Крикнул «кормщик», а кормщик-то ведь Селивёрст!
Ахти, совсем про него забыл, про друга-то! Он — к окну, видит — сидит Селивёрст смирно, ждет.
— Ребята, — кричит Тихон, — шумните мне мужика, вон у ворот, на бревнах! Ишь ведь Марья-то, не напомнит…
Идет Селивёрст между столами, большой, широкий, как бы чего не задеть.
— Прости ты меня, Селивёрст! Запамятовал за делом.
Взгляд у Тихона ясный, твердый, не тот, что был вчера.
— Пойдешь с твоими на всход солнца, — говорит он. — Бог даст, доберетесь до Хабарова. Будете на Амуре соболей ловить да на полдень пробираться, доколе мочно. А я тебе помогу. Отселе… Так давай ищи товарищей.

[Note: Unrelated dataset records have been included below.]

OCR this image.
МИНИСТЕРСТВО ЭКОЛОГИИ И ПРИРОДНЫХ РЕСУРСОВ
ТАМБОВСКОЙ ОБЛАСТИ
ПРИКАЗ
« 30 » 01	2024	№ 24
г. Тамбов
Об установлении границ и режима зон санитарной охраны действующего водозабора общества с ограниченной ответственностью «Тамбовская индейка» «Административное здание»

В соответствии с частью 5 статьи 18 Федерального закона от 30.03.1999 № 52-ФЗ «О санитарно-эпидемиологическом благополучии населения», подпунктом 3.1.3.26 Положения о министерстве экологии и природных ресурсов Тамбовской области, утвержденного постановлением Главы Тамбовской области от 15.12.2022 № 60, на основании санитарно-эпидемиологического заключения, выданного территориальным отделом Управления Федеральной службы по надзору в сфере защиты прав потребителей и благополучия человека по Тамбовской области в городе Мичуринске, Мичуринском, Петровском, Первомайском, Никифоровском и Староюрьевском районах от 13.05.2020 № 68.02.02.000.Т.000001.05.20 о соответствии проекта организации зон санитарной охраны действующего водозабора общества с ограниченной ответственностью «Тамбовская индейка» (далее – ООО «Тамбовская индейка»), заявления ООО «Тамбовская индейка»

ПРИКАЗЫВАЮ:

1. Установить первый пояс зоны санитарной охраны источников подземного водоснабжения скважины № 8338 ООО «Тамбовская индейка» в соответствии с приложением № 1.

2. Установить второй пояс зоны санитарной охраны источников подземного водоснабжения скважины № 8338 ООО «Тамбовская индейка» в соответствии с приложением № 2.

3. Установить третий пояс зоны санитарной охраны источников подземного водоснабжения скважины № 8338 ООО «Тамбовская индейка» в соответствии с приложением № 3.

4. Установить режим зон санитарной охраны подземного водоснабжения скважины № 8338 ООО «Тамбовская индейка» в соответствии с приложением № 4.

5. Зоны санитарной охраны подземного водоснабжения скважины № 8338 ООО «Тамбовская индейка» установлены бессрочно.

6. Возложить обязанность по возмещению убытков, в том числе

Кланяется Селивёрст в пояс по-ученому — шесть счетов просчитать вниз, пальцами землю тронуть — да в шесть счетов вверх подымается.
— Спаси бог! — говорит он. Улыбается. — Много довольны. Согласны мы.
— Сообща будем Ярофею помогать, — говорит Тихон, постукивая пальцами по столу, и вдруг вскидывается: — Ай, обеспамятел я! Ты что ж, завтракать иди. К бабе. Она тебя накормит.
И, вспомнив грозное лицо Марьи, хмурится.
— Дай-ка я с тобой пойду. Так-то верней.
У выхода строчивший на колене отписку в Устюг подьячий, подняв одну бровь, посмотрел на хозяина, поскреб гусиным пером за ухом.
— Обеспамятел и то ты, Тихон Васильич! — сказал он. — Воевода-то еще с утра вдругорядь по тебя присылал. Аль не помнишь?
— Ахти! — вскрикнул Тихон, вскакивая и тенясь за кафтаном. — Селивёрст, ты погодь. Вернусь я. Посиди!
— Спаси бог! — снова сказал, кланяясь, Селивёрст. — Много довольны.
Тихон боком между столами выбрался из избы, застегивая на ходу кафтан. Приказный следил за ним, вертя головой:
— Ишь понесся! А не скажи — все забудет! Дела!
Воевода Пашков вершил дела. Стол под красным сукном был завален длинными свитыми склейками, в избе было душно, уж больно людно. Все как в Москве, только разве беднее, подьячие поплоше, порванее. Земские ярыжки притащили только что мужика, хвалился тот — всякий-де он заговор знает, может и зверя на ловца пущать. Колдуна, седого старичишку, привели, протолкнули к столу перед воеводой — тот трясется от ветхих лет на согнутых ножках, сам в лапотках, в онучках белых, но зеленые глазки посверкивают на воеводский лик остро и умно.
— Ты что ж, колдун? — спрашивает воевода.
— А как же, милостивец! Колдун я, Христовым именем кормлюсь. Я-то…
Но воевода уже обращался к Тихону:
— Тихон Васильич, поздорову ль? Садись вот рядком. Вести есть. Хабаров-то ваш человек?
— Ага! Устюжский! Посадский. Здрав буди и ты, Афанасий Филиппович! — выговорил Тихон, опускаясь на скамью рядом с воеводой. — Пошто кликал?